Now that we understand why POD01-WEB-SRV-01 and POD01-APP-SRV are able to ping each other but not able to ssh. We need to add the ssh filter. To add the filter to our contract, navigate to:

  1. Your Tenant - aci_p01_tenant
  2. Expand Tenant aci_p01_tenant
  3. Click on Contracts
  4. Click on Filters
  5. Expand aci_p01_fil
  6. Click on the Plus (+) Sign

It is time to add ssh to our filter. This is a very similar process as you have been doing in the past when adding an Access List to your network devices. We need to add the port number of ssh to the Destination Port in our filter. We know ssh uses TCP Port 22. Follow these instructions to accomplish this:

  1. Name = ssh
  2. EtherType = IP
  3. IP Protocol = TCP
  4. Destination Port Range From To = 22
  5. Click on Update
  6. Click on Submit

Step 5 - Confirm ssh is working

Now that we have created the ssh filter is time to verify that everything working and we are able to connect from POD01-WEB-SRV-01 to POD01-APP-SRV


ssh 172.16.1.2

root@pod01-web-srv-01 ~]#ssh 172.16.1.2
The authenticity of host '172.16.1.2 (172.16.1.2)' can't be established.
ECDSA key fingerprint is SHA256:N3KZyZgdzVOYr/lh8sam+9M7EPKkzDXzE4l6QnFTFIo.
ECDSA key fingerprint is MD5:ef:99:2d:95:da:11:12:35:e7:8c:fd:89:0a:c6:9a:0d.
Are you sure you want to continue connecting (yes/no)?

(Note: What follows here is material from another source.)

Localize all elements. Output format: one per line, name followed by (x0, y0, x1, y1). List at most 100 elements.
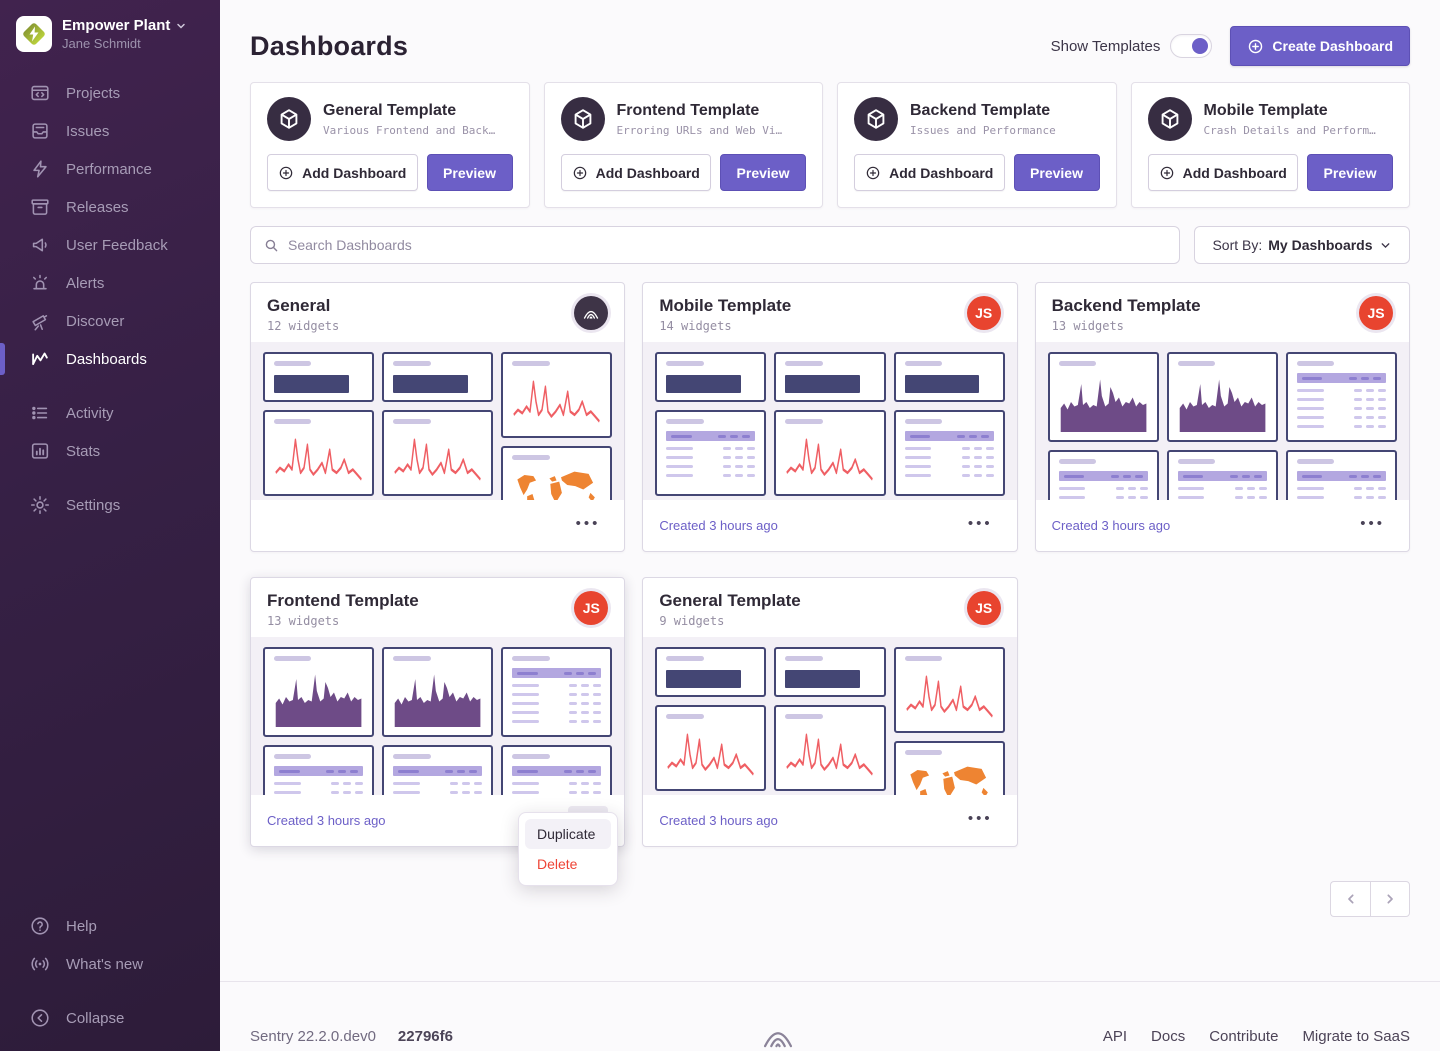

As you can see we are able to connect to the POD01-APP-SRV.

NOTE: The password is cisco.123. Once you have confirmed that you are in POD01-APP-SRV, make sure you exit.


exit

Step 6 - Check Outside connectivity to the POD01-WEB-SRV-01

We confirmed that we are able to have connectivity between our VM's within the ACI fabric. Our next step is to verify outside users are able to connect to the POD01-WEB-SRV-01. Before we check, let's download an image to our POD01-WEB-SRV-01 in order to verify connectivity..


wget -O /var/www/localhost/htdocs/LTRACI-2143.jpg \
http://repo.ecatsrtpdmz.cisco.com/nfs/LTRACI-2143/LTRACI-2143.jpg

After the image has been downloaded we need to start the httpd process in our server.


    /etc/init.d/apache2 start

Let's verify the httpd process has started correctly.

Step 7 - Connect to the Web Server 10.0.144.2

Now the connection from the outside to inside ACI should be working

Please click on the following URL to verify:

http://10.0.144.2/LTRACI-2143.jpg

Congratulations you have created your first ACI connection to the External Network!!!